Did you file Income Tax Return (ITR) before the launch of Annual Information Statement (AIS)? Chances are that if you had overlooked some of the essential income received during the financial year, you may get a notice on your tax return.
Till now one had to mention the Annual Tax Statement or Form 26AS before filing the return. The Annual Information Statement was launched on November 1, 2021. This statement provides more information than 26AS. Only high value transactions and TDS are mentioned in Form 26AS whereas AIS contains all the details of savings bank interest, dividend, capital gains and share transactions.
Due to data mismatch between Form 26AS (NSDL) and pre-field Income Tax Form (Income Tax Department), many taxpayers got less refunds this year.
Kirti Misal, 38, forgot to mention the interest on a savings bank account from an old account that she hardly uses. He said, “I did not have a passbook or online access to that account. In my rush to file the return, I didn’t mention the savings interest.”
Since Kirti had filed her return in October 2021, she did not have access to AIS and has appointed a chartered accountant to respond to the notice.

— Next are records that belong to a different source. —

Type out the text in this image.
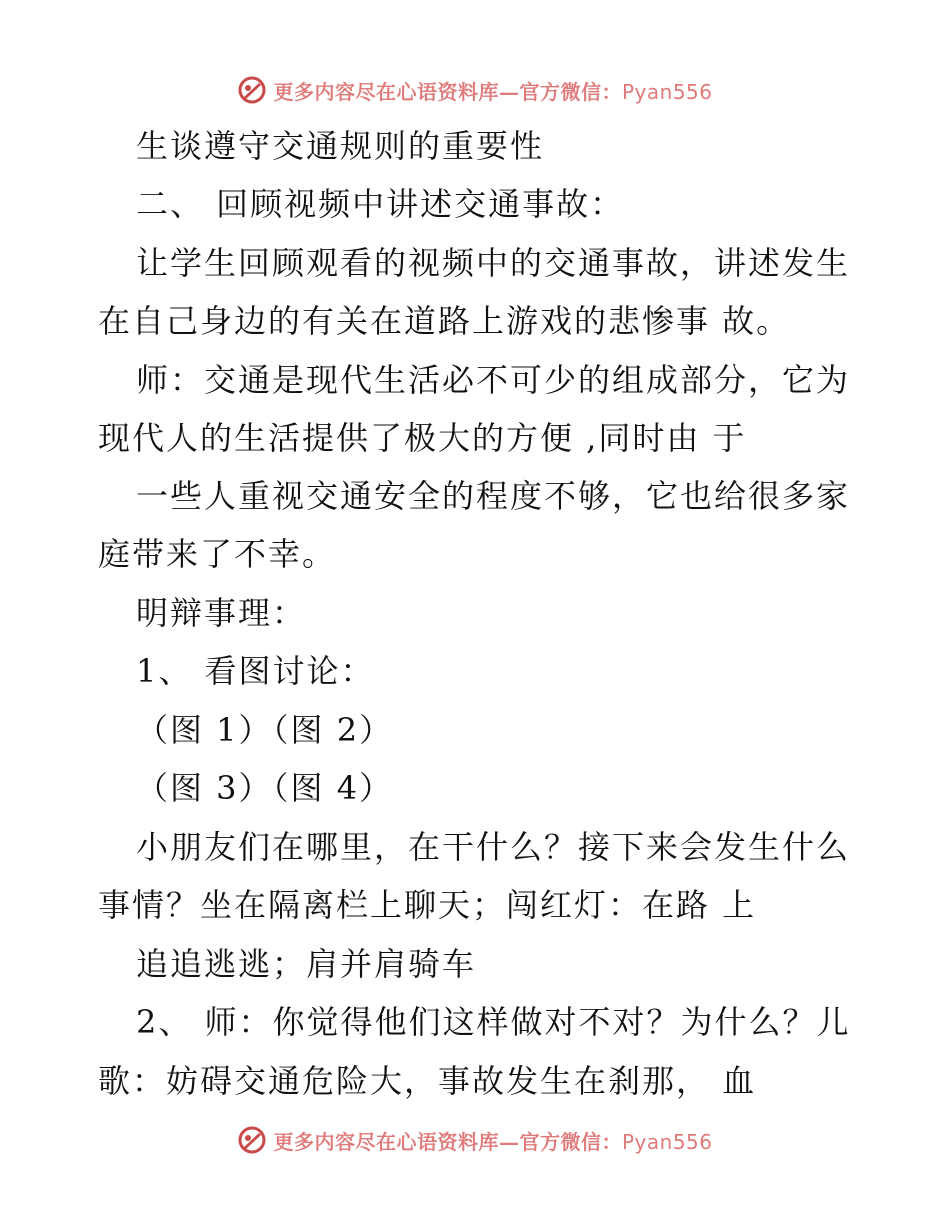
更多内容尽在心语资料库—官方微信：Pyan556
生谈遵守交通规则的重要性
二、 回顾视频中讲述交通事故：
让学生回顾观看的视频中的交通事故，讲述发生
在自己身边的有关在道路上游戏的悲惨事 故。
师：交通是现代生活必不可少的组成部分，它为
现代人的生活提供了极大的方便 ,同时由 于
一些人重视交通安全的程度不够，它也给很多家
庭带来了不幸。
明辩事理：
1、 看图讨论：
（图 1）（图 2）
（图 3）（图 4）
小朋友们在哪里，在干什么？接下来会发生什么
事情？坐在隔离栏上聊天；闯红灯：在路 上
追追逃逃；肩并肩骑车
2、 师：你觉得他们这样做对不对？为什么？儿
歌：妨碍交通危险大，事故发生在刹那， 血
更多内容尽在心语资料库—官方微信：Pyan556
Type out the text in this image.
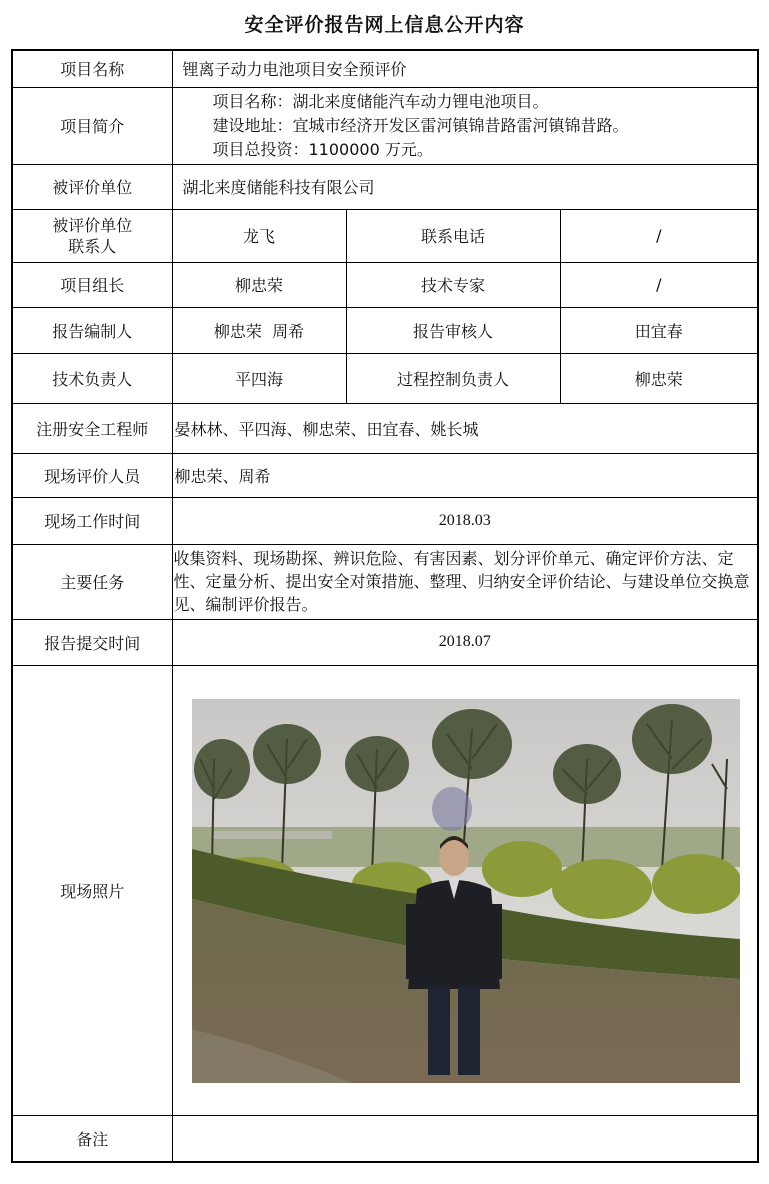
安全评价报告网上信息公开内容
项目名称	锂离子动力电池项目安全预评价		
项目简介	项目名称：湖北来度储能汽车动力锂电池项目。
建设地址：宜城市经济开发区雷河镇锦昔路雷河镇锦昔路。
项目总投资：1100000 万元。		

被评价单位	湖北来度储能科技有限公司		

被评价单位
联系人	龙飞	联系电话	/
项目组长	柳忠荣	技术专家	/
报告编制人	柳忠荣  周希	报告审核人	田宜春
技术负责人	平四海	过程控制负责人	柳忠荣
注册安全工程师	晏林林、平四海、柳忠荣、田宜春、姚长城		
现场评价人员	柳忠荣、周希		
现场工作时间	2018.03		
主要任务	收集资料、现场勘探、辨识危险、有害因素、划分评价单元、确定评价方法、定性、定量分析、提出安全对策措施、整理、归纳安全评价结论、与建设单位交换意见、编制评价报告。		
报告提交时间	2018.07		
现场照片	

备注			
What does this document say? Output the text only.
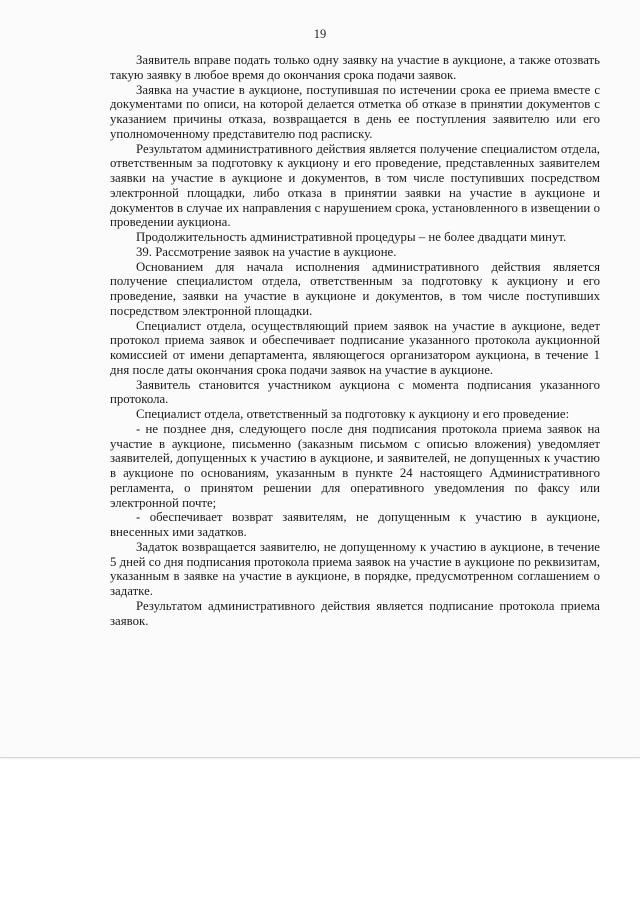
19

Заявитель вправе подать только одну заявку на участие в аукционе, а также отозвать такую заявку в любое время до окончания срока подачи заявок.

Заявка на участие в аукционе, поступившая по истечении срока ее приема вместе с документами по описи, на которой делается отметка об отказе в принятии документов с указанием причины отказа, возвращается в день ее поступления заявителю или его уполномоченному представителю под расписку.

Результатом административного действия является получение специалистом отдела, ответственным за подготовку к аукциону и его проведение, представленных заявителем заявки на участие в аукционе и документов, в том числе поступивших посредством электронной площадки, либо отказа в принятии заявки на участие в аукционе и документов в случае их направления с нарушением срока, установленного в извещении о проведении аукциона.

Продолжительность административной процедуры – не более двадцати минут.

39. Рассмотрение заявок на участие в аукционе.

Основанием для начала исполнения административного действия является получение специалистом отдела, ответственным за подготовку к аукциону и его проведение, заявки на участие в аукционе и документов, в том числе поступивших посредством электронной площадки.

Специалист отдела, осуществляющий прием заявок на участие в аукционе, ведет протокол приема заявок и обеспечивает подписание указанного протокола аукционной комиссией от имени департамента, являющегося организатором аукциона, в течение 1 дня после даты окончания срока подачи заявок на участие в аукционе.

Заявитель становится участником аукциона с момента подписания указанного протокола.

Специалист отдела, ответственный за подготовку к аукциону и его проведение:

- не позднее дня, следующего после дня подписания протокола приема заявок на участие в аукционе, письменно (заказным письмом с описью вложения) уведомляет заявителей, допущенных к участию в аукционе, и заявителей, не допущенных к участию в аукционе по основаниям, указанным в пункте 24 настоящего Административного регламента, о принятом решении для оперативного уведомления по факсу или электронной почте;

- обеспечивает возврат заявителям, не допущенным к участию в аукционе, внесенных ими задатков.

Задаток возвращается заявителю, не допущенному к участию в аукционе, в течение 5 дней со дня подписания протокола приема заявок на участие в аукционе по реквизитам, указанным в заявке на участие в аукционе, в порядке, предусмотренном соглашением о задатке.

Результатом административного действия является подписание протокола приема заявок.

Karan Batra, Founder, Chartered Club says, “The recently launched AIS is a comprehensive document and contains information like savings bank interest, dividend. The existing Form 26AS contained only FD interest and did not contain details of dividends. Therefore, those who did not have AIS information earlier and filed returns on the basis of Form 26AS only, are getting notices.”
The difference between the actual taxable amount and the reported transaction amount has led to several notices. Raju Shah, a chartered accountant based in Ahmedabad, says, “There are several adjustment notices that we have received for our clients. Therefore, the actual cost has been considered in the AIS in respect of capital gains. But there is an indexed cost to be considered under capital gains. Income tax notice u/s 143(1) has been received on account of difference in net and gross taxable income.
If you have received any such notice through email or post, please check the timeline to respond to the notice and avoid delay. Assess whether the mistake is genuine or consider a separate calculation.
If the tax demand is valid, then go ahead and follow the due process. If you need to file for rectification or report any mismatch, the online option is available after logging into the new income tax portal.